Fresh Look: Miso Izakaya
Revisiting Guy Wong’s flagship restaurant
Guy Wong is juggling furiously. Yum Bunz, his “fast dim sum” restaurant on Marietta Street, is finally scheduled to open on July 8. Ton Ton, a ramen and yakitori joint, is in the works for the upcoming Krog Street Market development. He has made progress on a full-fledged, contemporary take on Cantonese cuisine called Big Boss Chinese, set for Decatur. Wong also has distant plans for a Chinese street food operation called Rickshaw Kitchen Stand in Home Park. And then there’s Miso Izakaya, Wong’s home base since 2009. Miso is the place that set all this juggling into motion, serving as an incubator for his acclaimed steamed buns, steaming bowls of ramen, and smokin’ yakitori.
How has Miso matured? I asked Wong to explain how he views Miso today, especially relative to his new ventures:
“I see Miso as the flagship of all this, the focus. It’s been a bit like an R&D lab. For example, I just loved ramen, and noticed that Atlanta had so little of it compared to places like New York. So that’s how the ramen lunches started out. Then seeing others enjoy it so much, it was clear that we were onto something. And we continued to try new things and push to make it as good as it could be. That’s where Miso is today, improving our attention to detail, making the menu sharper, pushing each dish to its potential, being more conscious of how things are plated. We’re always trying to blend something familiar with something new. Trying to over deliver on flavor in every dish.”
Wong’s intent with Miso has always been to tinker, to strike an of-the-moment chord, and to appeal to a range of diners. The menu of small plates, almost all $5-$10, continues to beg exploration and encourage sharing amongst friends. While still concise — all on one page — Miso’s menu spans a variety of mini-genres: Japanese standards, Mantou-style steamed buns, fusion-y salads, Chinese veggie dishes, Korea-by-way-of-Japan grilled meats, and typical sushi bar maki.
Four years later, Wong’s attention to detail is more evident than ever. The shoyu tomago, a soft-cooked egg over crispy rice, is simply gorgeous. There’s an undeniable sexiness in the barely set yolk oozing through a delicate split in the egg. Sure, it looks a lot like Momofuku’s famous soft-cooked egg, but for $3 I’m not about to complain. A simple stack of crispy agedashi tofu is equally magnificent — delicately fried on the outside, firm-but-silky on the inside. A salty tentsuyu broth seeps in from below while the smoky accent of dried bonito flakes is sprinkled above. It’s a common dish executed uncommonly well.
The spicy sashimi salad, a longtime menu staple, continues to impress. A pile of spicy tuna and salmon sashimi with cubed mango sits over a sesame oil–soaked nest of carrot. The back and forth between sugar and spice grabs your tongue’s attention and just won’t let go. A sizzling dish of karabi (marinated slices of beef short rib) plays similar games with notes of smoke and fat and spice. More fun arrives in the form of steak and eggs kushiyaki — two skewers with alternating bites of tender short rib meat and whole, hard-boiled quail eggs. Searing from the traditional binchotan grill gives the steak and eggs a tender, smoky edge.
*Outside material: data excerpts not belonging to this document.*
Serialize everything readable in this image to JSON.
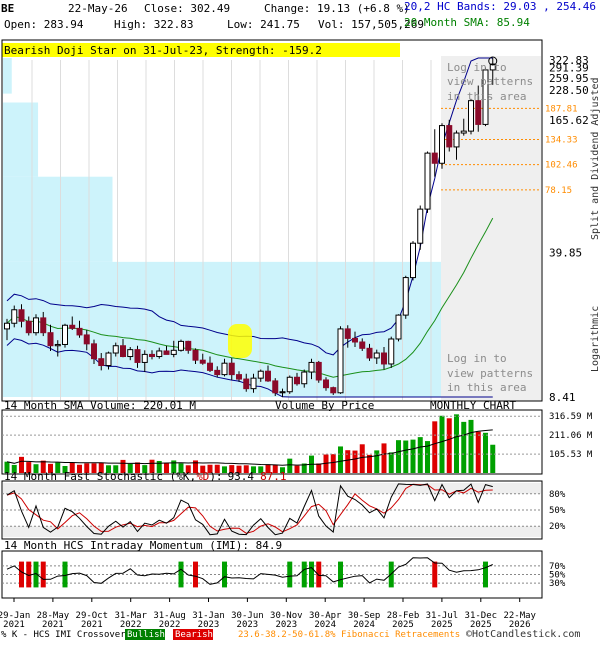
{
  "header": {
    "symbol": "BE",
    "date": "22-May-26",
    "close_text": "Close: 302.49",
    "change_text": "Change: 19.13 (+6.8 %)",
    "bands_text": "20,2 HC Bands: 29.03 , 254.46",
    "open_text": "Open: 283.94",
    "high_text": "High: 322.83",
    "low_text": "Low: 241.75",
    "vol_text": "Vol: 157,505,269",
    "sma_text": "20 Month SMA: 85.94"
  },
  "alert_banner": "Bearish Doji Star on 31-Jul-23, Strength: -159.2",
  "price_axis": {
    "labels": [
      "322.83",
      "291.39",
      "259.95",
      "228.50",
      "165.62",
      "39.85",
      "8.41"
    ],
    "side_label": "Split and Dividend Adjusted",
    "scale_label": "Logarithmic"
  },
  "fib_levels": [
    "187.81",
    "134.33",
    "102.46",
    "78.15"
  ],
  "login_text": [
    "Log in to",
    "view patterns",
    "in this area"
  ],
  "volume_panel": {
    "title": "14 Month SMA Volume: 220.01 M",
    "center_label": "Volume By Price",
    "right_label": "MONTHLY CHART",
    "axis_labels": [
      "316.59 M",
      "211.06 M",
      "105.53 M"
    ]
  },
  "stoch_panel": {
    "title_prefix": "14 Month Fast Stochastic (",
    "k_label": "%K",
    "comma": ",",
    "d_label": "%D",
    "title_suffix": "):",
    "k_value": "93.4",
    "d_value": "87.1",
    "axis_labels": [
      "80%",
      "50%",
      "20%"
    ]
  },
  "imi_panel": {
    "title": "14 Month HCS Intraday Momentum (IMI): 84.9",
    "axis_labels": [
      "70%",
      "50%",
      "30%"
    ]
  },
  "x_axis": {
    "ticks": [
      [
        "29-Jan",
        "2021"
      ],
      [
        "28-May",
        "2021"
      ],
      [
        "29-Oct",
        "2021"
      ],
      [
        "31-Mar",
        "2022"
      ],
      [
        "31-Aug",
        "2022"
      ],
      [
        "31-Jan",
        "2023"
      ],
      [
        "30-Jun",
        "2023"
      ],
      [
        "30-Nov",
        "2023"
      ],
      [
        "30-Apr",
        "2024"
      ],
      [
        "30-Sep",
        "2024"
      ],
      [
        "28-Feb",
        "2025"
      ],
      [
        "31-Jul",
        "2025"
      ],
      [
        "31-Dec",
        "2025"
      ],
      [
        "22-May",
        "2026"
      ]
    ]
  },
  "footer": {
    "prefix": "% K - HCS IMI Crossover,",
    "bullish": "Bullish",
    "bearish": "Bearish",
    "fib": "23.6-38.2-50-61.8% Fibonacci Retracements",
    "credit": "©HotCandlestick.com"
  },
  "colors": {
    "bull": "#008000",
    "bear": "#8b0a2a",
    "band": "#00008b",
    "sma": "#1a8f1a",
    "vbp": "#cdf3fb",
    "alert": "#ffff00",
    "fib": "#ff8c00"
  },
  "chart_data": {
    "type": "candlestick",
    "period": "monthly",
    "scale": "log",
    "ylim": [
      8.41,
      322.83
    ],
    "y_ticks": [
      322.83,
      291.39,
      259.95,
      228.5,
      165.62,
      39.85,
      8.41
    ],
    "last_bar": {
      "open": 283.94,
      "high": 322.83,
      "low": 241.75,
      "close": 302.49,
      "volume": 157505269
    },
    "hc_bands": {
      "period": 20,
      "width": 2,
      "lower": 29.03,
      "upper": 254.46
    },
    "sma_20": 85.94,
    "fibonacci": [
      187.81,
      134.33,
      102.46,
      78.15
    ],
    "x_tick_labels": [
      "29-Jan 2021",
      "28-May 2021",
      "29-Oct 2021",
      "31-Mar 2022",
      "31-Aug 2022",
      "31-Jan 2023",
      "30-Jun 2023",
      "30-Nov 2023",
      "30-Apr 2024",
      "30-Sep 2024",
      "28-Feb 2025",
      "31-Jul 2025",
      "31-Dec 2025",
      "22-May 2026"
    ],
    "candles": [
      [
        17.5,
        19.5,
        15.5,
        18.6
      ],
      [
        18.6,
        22.5,
        17.8,
        21.5
      ],
      [
        21.5,
        22.8,
        17.8,
        19.0
      ],
      [
        19.0,
        20.0,
        16.3,
        16.8
      ],
      [
        16.8,
        20.5,
        16.3,
        19.7
      ],
      [
        19.7,
        21.0,
        16.2,
        16.8
      ],
      [
        16.8,
        18.3,
        13.8,
        14.6
      ],
      [
        14.6,
        15.5,
        13.0,
        14.8
      ],
      [
        14.8,
        18.5,
        14.3,
        18.2
      ],
      [
        18.2,
        20.0,
        17.3,
        17.6
      ],
      [
        17.6,
        19.1,
        15.9,
        16.4
      ],
      [
        16.4,
        17.3,
        13.9,
        14.9
      ],
      [
        14.9,
        15.6,
        12.0,
        12.7
      ],
      [
        12.7,
        13.5,
        11.2,
        11.8
      ],
      [
        11.8,
        13.7,
        11.3,
        13.5
      ],
      [
        13.5,
        15.1,
        13.0,
        14.6
      ],
      [
        14.6,
        15.7,
        12.9,
        13.0
      ],
      [
        13.0,
        14.4,
        12.5,
        14.0
      ],
      [
        14.0,
        14.6,
        11.5,
        12.2
      ],
      [
        12.2,
        13.9,
        11.0,
        13.3
      ],
      [
        13.3,
        13.9,
        12.6,
        13.0
      ],
      [
        13.0,
        14.3,
        12.7,
        13.8
      ],
      [
        13.8,
        14.6,
        13.3,
        13.3
      ],
      [
        13.3,
        15.4,
        12.9,
        13.9
      ],
      [
        13.9,
        15.6,
        13.7,
        15.3
      ],
      [
        15.3,
        15.4,
        13.4,
        13.9
      ],
      [
        13.9,
        14.2,
        12.0,
        12.5
      ],
      [
        12.5,
        13.4,
        11.9,
        12.1
      ],
      [
        12.1,
        13.0,
        11.0,
        11.2
      ],
      [
        11.2,
        11.7,
        10.4,
        10.7
      ],
      [
        10.7,
        12.7,
        10.5,
        12.1
      ],
      [
        12.1,
        12.8,
        10.1,
        10.7
      ],
      [
        10.7,
        11.1,
        9.9,
        10.2
      ],
      [
        10.2,
        10.8,
        8.9,
        9.2
      ],
      [
        9.2,
        10.8,
        8.8,
        10.3
      ],
      [
        10.3,
        11.3,
        9.9,
        11.1
      ],
      [
        11.1,
        11.8,
        9.9,
        10.0
      ],
      [
        10.0,
        10.3,
        8.5,
        8.8
      ],
      [
        8.8,
        9.2,
        8.4,
        8.9
      ],
      [
        8.9,
        10.6,
        8.7,
        10.4
      ],
      [
        10.4,
        10.9,
        9.5,
        9.7
      ],
      [
        9.7,
        11.3,
        9.3,
        11.0
      ],
      [
        11.0,
        12.7,
        10.2,
        12.2
      ],
      [
        12.2,
        12.4,
        9.8,
        10.1
      ],
      [
        10.1,
        10.4,
        9.0,
        9.3
      ],
      [
        9.3,
        9.4,
        8.6,
        8.8
      ],
      [
        8.8,
        18.0,
        8.7,
        17.5
      ],
      [
        17.5,
        18.2,
        14.3,
        15.8
      ],
      [
        15.8,
        17.0,
        14.4,
        15.2
      ],
      [
        15.2,
        15.8,
        13.8,
        14.2
      ],
      [
        14.2,
        14.9,
        12.4,
        12.8
      ],
      [
        12.8,
        14.0,
        12.0,
        13.5
      ],
      [
        13.5,
        14.4,
        11.3,
        12.0
      ],
      [
        12.0,
        16.1,
        11.5,
        15.7
      ],
      [
        15.7,
        20.5,
        15.3,
        20.3
      ],
      [
        20.3,
        31.0,
        19.5,
        30.4
      ],
      [
        30.4,
        45.0,
        29.5,
        44.0
      ],
      [
        44.0,
        66.0,
        41.0,
        63.5
      ],
      [
        63.5,
        118.0,
        61.0,
        116.0
      ],
      [
        116.0,
        150.0,
        90.0,
        104.0
      ],
      [
        104.0,
        160.0,
        98.0,
        156.0
      ],
      [
        156.0,
        166.0,
        118.0,
        124.0
      ],
      [
        124.0,
        148.0,
        108.0,
        144.0
      ],
      [
        144.0,
        168.0,
        140.0,
        147.0
      ],
      [
        147.0,
        208.0,
        142.0,
        204.0
      ],
      [
        204.0,
        240.0,
        146.0,
        158.0
      ],
      [
        158.0,
        292.0,
        155.0,
        283.94
      ],
      [
        283.94,
        322.83,
        241.75,
        302.49
      ]
    ],
    "volume_m": [
      63,
      45,
      90,
      61,
      49,
      69,
      51,
      58,
      39,
      59,
      46,
      54,
      54,
      57,
      43,
      43,
      73,
      51,
      59,
      44,
      74,
      67,
      53,
      70,
      53,
      43,
      70,
      41,
      46,
      46,
      37,
      44,
      41,
      43,
      37,
      37,
      48,
      47,
      32,
      80,
      41,
      53,
      97,
      53,
      103,
      105,
      148,
      127,
      125,
      160,
      101,
      126,
      165,
      115,
      183,
      181,
      186,
      200,
      178,
      288,
      319,
      305,
      327,
      285,
      296,
      230,
      224,
      157.5
    ],
    "volume_by_price": [
      {
        "price_low": 8.41,
        "price_high": 36,
        "volume_share": 1.0
      },
      {
        "price_low": 36,
        "price_high": 55,
        "volume_share": 0.25
      },
      {
        "price_low": 55,
        "price_high": 90,
        "volume_share": 0.25
      },
      {
        "price_low": 90,
        "price_high": 200,
        "volume_share": 0.08
      },
      {
        "price_low": 220,
        "price_high": 322.83,
        "volume_share": 0.02
      }
    ],
    "stochastic_k_last": 93.4,
    "stochastic_d_last": 87.1,
    "imi_last": 84.9
  }
}
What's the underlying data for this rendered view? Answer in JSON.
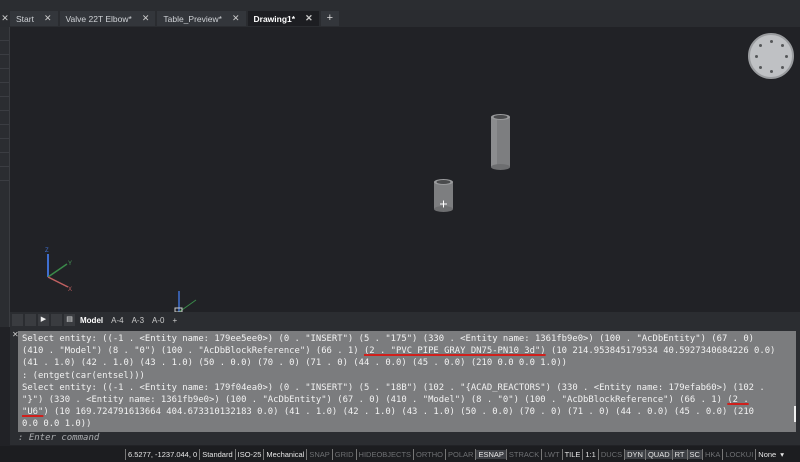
{
  "tabs": [
    {
      "label": "Start",
      "active": false
    },
    {
      "label": "Valve 22T Elbow*",
      "active": false
    },
    {
      "label": "Table_Preview*",
      "active": false
    },
    {
      "label": "Drawing1*",
      "active": true
    }
  ],
  "tab_close": "✕",
  "tab_add": "+",
  "axes": {
    "x": "X",
    "y": "Y",
    "z": "Z"
  },
  "layout_tabs": [
    "Model",
    "A-4",
    "A-3",
    "A-0"
  ],
  "layout_add": "+",
  "command_history": [
    [
      {
        "t": "Select entity: ((-1 . <Entity name: 179ee5ee0>) (0 . \"INSERT\") (5 . \"175\") (330 . <Entity name: 1361fb9e0>) (100 . \"AcDbEntity\") (67 . 0)"
      }
    ],
    [
      {
        "t": "(410 . \"Model\") (8 . \"0\") (100 . \"AcDbBlockReference\") (66 . 1) "
      },
      {
        "t": "(2 . \"PVC PIPE GRAY DN75-PN10 3d\")",
        "mark": true
      },
      {
        "t": " (10 214.953845179534 40.5927340684226 0.0)"
      }
    ],
    [
      {
        "t": "(41 . 1.0) (42 . 1.0) (43 . 1.0) (50 . 0.0) (70 . 0) (71 . 0) (44 . 0.0) (45 . 0.0) (210 0.0 0.0 1.0))"
      }
    ],
    [
      {
        "t": ": (entget(car(entsel)))"
      }
    ],
    [
      {
        "t": "Select entity: ((-1 . <Entity name: 179f04ea0>) (0 . \"INSERT\") (5 . \"18B\") (102 . \"{ACAD_REACTORS\") (330 . <Entity name: 179efab60>) (102 ."
      }
    ],
    [
      {
        "t": "\"}\") (330 . <Entity name: 1361fb9e0>) (100 . \"AcDbEntity\") (67 . 0) (410 . \"Model\") (8 . \"0\") (100 . \"AcDbBlockReference\") (66 . 1) "
      },
      {
        "t": "(2 .",
        "mark": true
      }
    ],
    [
      {
        "t": "\"U6\"",
        "mark": true
      },
      {
        "t": ") (10 169.724791613664 404.673310132183 0.0) (41 . 1.0) (42 . 1.0) (43 . 1.0) (50 . 0.0) (70 . 0) (71 . 0) (44 . 0.0) (45 . 0.0) (210"
      }
    ],
    [
      {
        "t": "0.0 0.0 1.0))"
      }
    ]
  ],
  "command_placeholder": ": Enter command",
  "status": {
    "coords": "6.5277, -1237.044, 0",
    "items": [
      {
        "label": "Standard",
        "on": true
      },
      {
        "label": "ISO-25",
        "on": true
      },
      {
        "label": "Mechanical",
        "on": true
      },
      {
        "label": "SNAP",
        "on": false
      },
      {
        "label": "GRID",
        "on": false
      },
      {
        "label": "HIDEOBJECTS",
        "on": false
      },
      {
        "label": "ORTHO",
        "on": false
      },
      {
        "label": "POLAR",
        "on": false
      },
      {
        "label": "ESNAP",
        "on": true,
        "hl": true
      },
      {
        "label": "STRACK",
        "on": false
      },
      {
        "label": "LWT",
        "on": false
      },
      {
        "label": "TILE",
        "on": true
      },
      {
        "label": "1:1",
        "on": true
      },
      {
        "label": "DUCS",
        "on": false
      },
      {
        "label": "DYN",
        "on": true,
        "hl": true
      },
      {
        "label": "QUAD",
        "on": true,
        "hl": true
      },
      {
        "label": "RT",
        "on": true,
        "hl": true
      },
      {
        "label": "SC",
        "on": true,
        "hl": true
      },
      {
        "label": "HKA",
        "on": false
      },
      {
        "label": "LOCKUI",
        "on": false
      },
      {
        "label": "None",
        "on": true
      }
    ],
    "dropdown": "▾"
  }
}
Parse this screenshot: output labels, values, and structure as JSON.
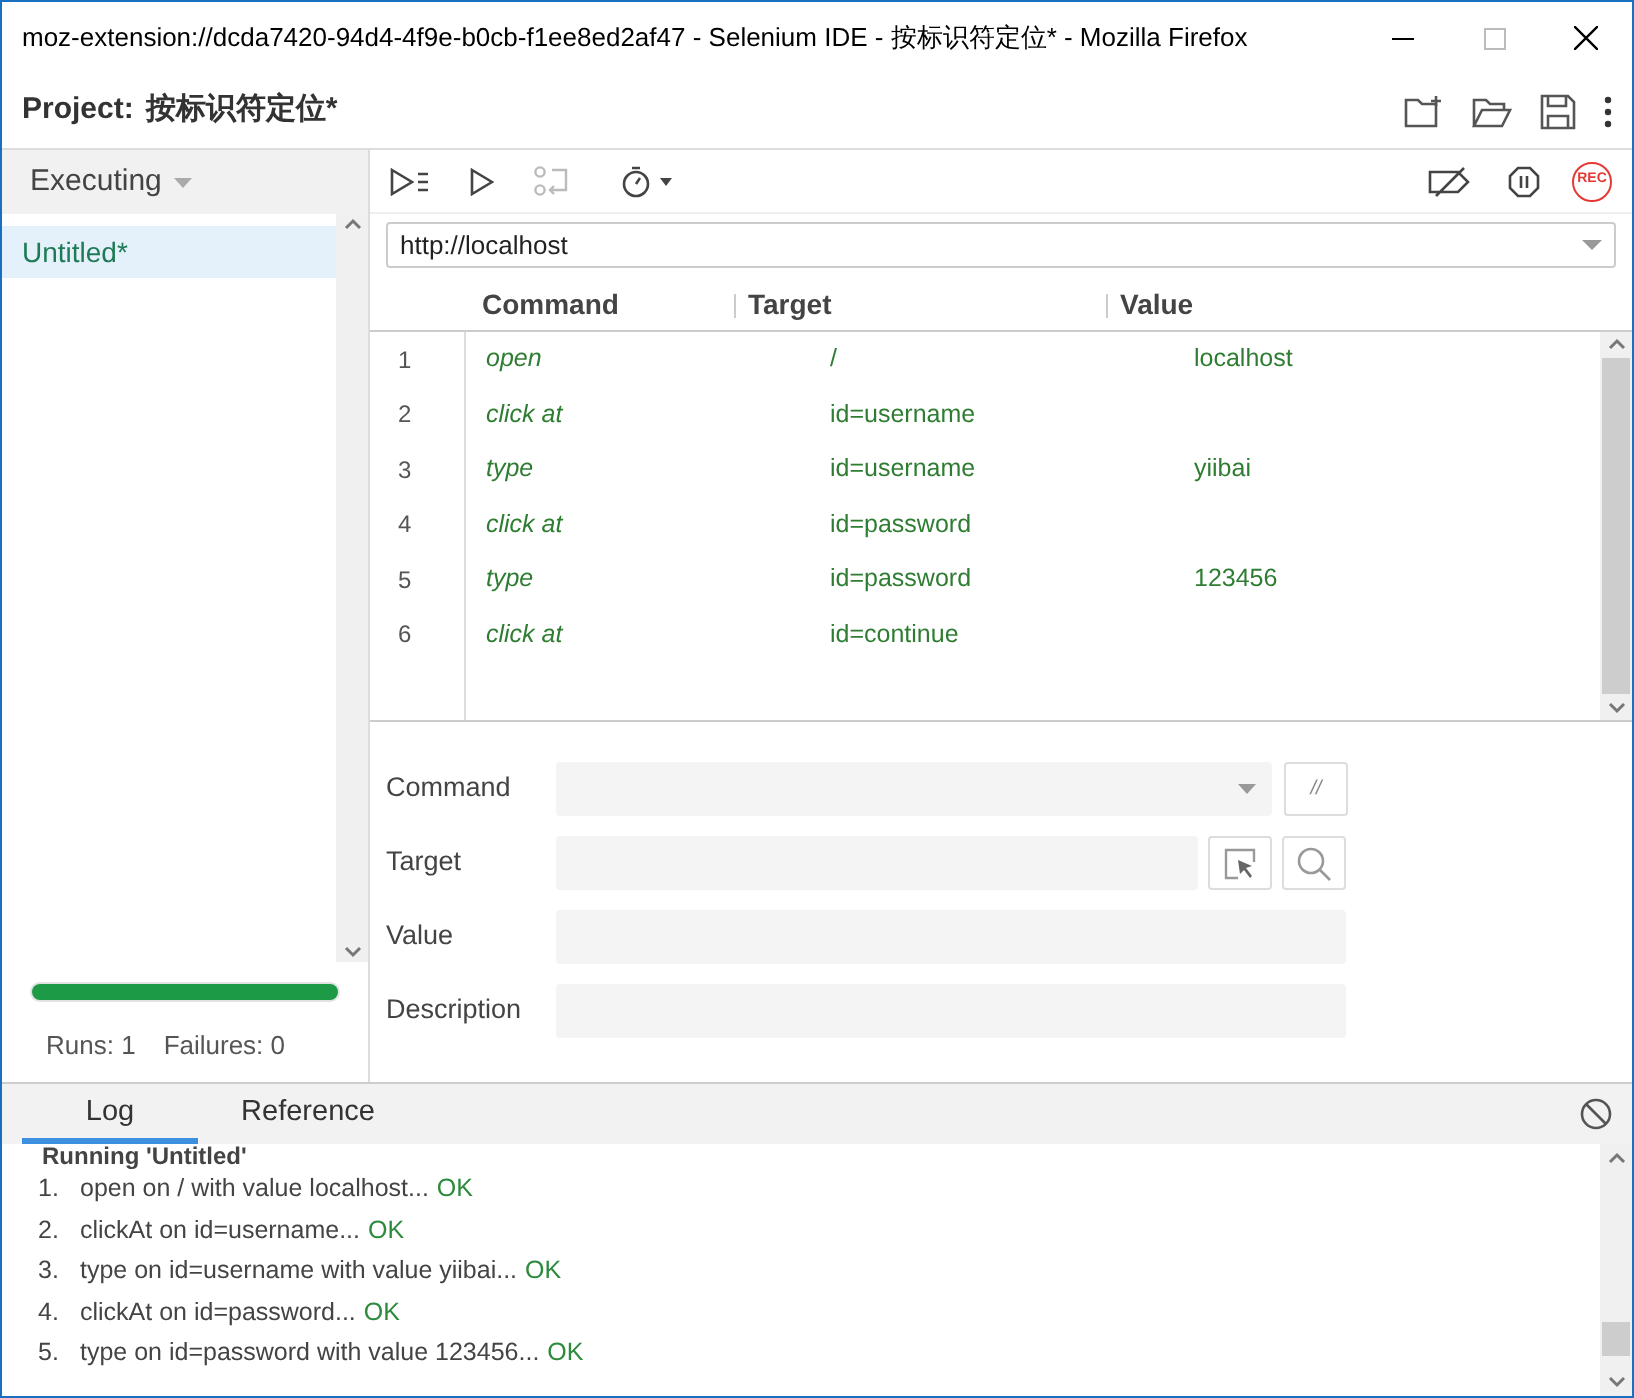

I’m not going to tell you that Miso is perfect, and, I’m sure, neither would Wong. A seasonal salad of red Russian kale with cashew brittle and toasted coconut was too tough and lacked enough brittle to make it truly interesting. And the crispy duck bun, at least on this occasion, was completely missing the crisp.
Such misses can be forgiven when you’re happily riding the reasonably-priced adventure that is Miso’s menu. A revamped signature cocktail list helps smooth things over even more (though these cocktails come in more expensive than most of the dishes). Wong brought in star bartender T. Fable Jeon to accelerate an already interesting bar filled with shochu and sake into a leading cocktail destination. These new drinks show intrigue, exotic flavors, and visual appeal that match the food on the table. Take the Unsung Hiro, for example. The first thing you notice is a huge block of ice in the glass and a generous sprinkling of something black across the top. Is it pepper? No, it’s actually salt infused with lapsang souchong tea, a flavorful cue that first registers along the lines of a salt-rimmed margarita, but then segues smoothly into the richer flavors of rye and ginger and honey present in the drink. This is a seriously successful and creative concoction, as are the other cocktails that play off pan-Asian ingredients like barley shochu, lychee, pink peppercorns, and yuzu sugar.
With drinks like these, and dishes like the quail egg kushiyaki or agedashi tofu, Miso continues to show that it won’t settle for sitting still. The joy will, hopefully, be in watching Wong juggle the continued evolution of Miso with the rollout of so many new offshoots. It’s an act he seems eager to attempt.